Twitter spokesman Robert Weeks said Wednesday that the company doesn’t answer questions about security breaches on individual accounts, but that the Weiner case is an example of why Twitter users should guard their passwords.
“Reports of the past few days are a good reminder of the importance of actively protecting your account credentials,” he wrote in an email.
Computer security specialists say data logs at the San Francisco-based Twitter would allow investigators to quickly pinpoint the unique Internet address from which the photo originated.
Sgt. Kimberly Schneider of the Capitol Police said she was getting calls from reporters about the story but otherwise had not been contacted about the security breach.
“We don’t have an open, active investigation,” she said.
The sexually suggestive photo was posted Friday and sent to the student in Seattle. The tweet of the photo first was reported Saturday by BigGovernment.com, a website run by conservative commentator Andrew Breitbart.
Mr.
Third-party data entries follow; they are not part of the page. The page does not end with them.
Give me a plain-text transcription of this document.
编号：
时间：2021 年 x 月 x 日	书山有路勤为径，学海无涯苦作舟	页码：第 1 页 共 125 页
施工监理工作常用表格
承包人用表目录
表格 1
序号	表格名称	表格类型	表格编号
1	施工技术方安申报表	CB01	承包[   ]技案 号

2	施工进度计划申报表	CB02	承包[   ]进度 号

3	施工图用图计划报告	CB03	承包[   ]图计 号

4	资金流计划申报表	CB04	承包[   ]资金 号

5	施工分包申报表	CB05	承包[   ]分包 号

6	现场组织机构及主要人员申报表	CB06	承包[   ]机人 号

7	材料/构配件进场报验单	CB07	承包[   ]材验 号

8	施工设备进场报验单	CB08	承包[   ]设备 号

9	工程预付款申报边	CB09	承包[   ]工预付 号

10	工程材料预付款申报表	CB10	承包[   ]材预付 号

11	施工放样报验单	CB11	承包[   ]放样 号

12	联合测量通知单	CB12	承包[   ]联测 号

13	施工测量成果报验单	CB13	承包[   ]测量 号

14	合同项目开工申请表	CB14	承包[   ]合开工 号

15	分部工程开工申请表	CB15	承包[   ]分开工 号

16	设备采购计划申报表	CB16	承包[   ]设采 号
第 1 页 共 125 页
Breitbart is also known for posting a video of an Agriculture Department employee, Shirley Sherrod, giving a speech that when edited by Mr. Breitbart made it appear she was making racist comments.
The photo on Mr. Weiner’s account was quickly deleted, but it set off a torrent of speculative buzz.
Mr. Weiner told reporters he had been tweeting about the National Hockey League playoffs when he spotted the offending tweet.
“I saw it,” Mr. Weiner told reporters at the Capitol. “I deleted it.”
Mr. Weiner said he misjudged the furor that the photo would cause.
Mr. Weiner has not explained why he was following the student on Twitter, one of 198 people he follows on the social media site. Mr. Weiner is one of the more prolific tweeters in Congress and has more than 50,000 followers, a number that grew over the past two days.
The woman has been identified by media outlets as Gennette Cordova. Despite calls to phone numbers and messages to an email address, she could not be reached for comment by the Associated Press.
Miss Cordova told the New York Daily News that the offending photo was sent from a hacker who has “harassed me many times after the congressman followed me on Twitter a month or so ago.”
Miss Cordova also told the Daily News that she never had met Mr. Weiner and there had “never been any inappropriate exchanges” between her and the congressman.
• This article is based in part on wire reports.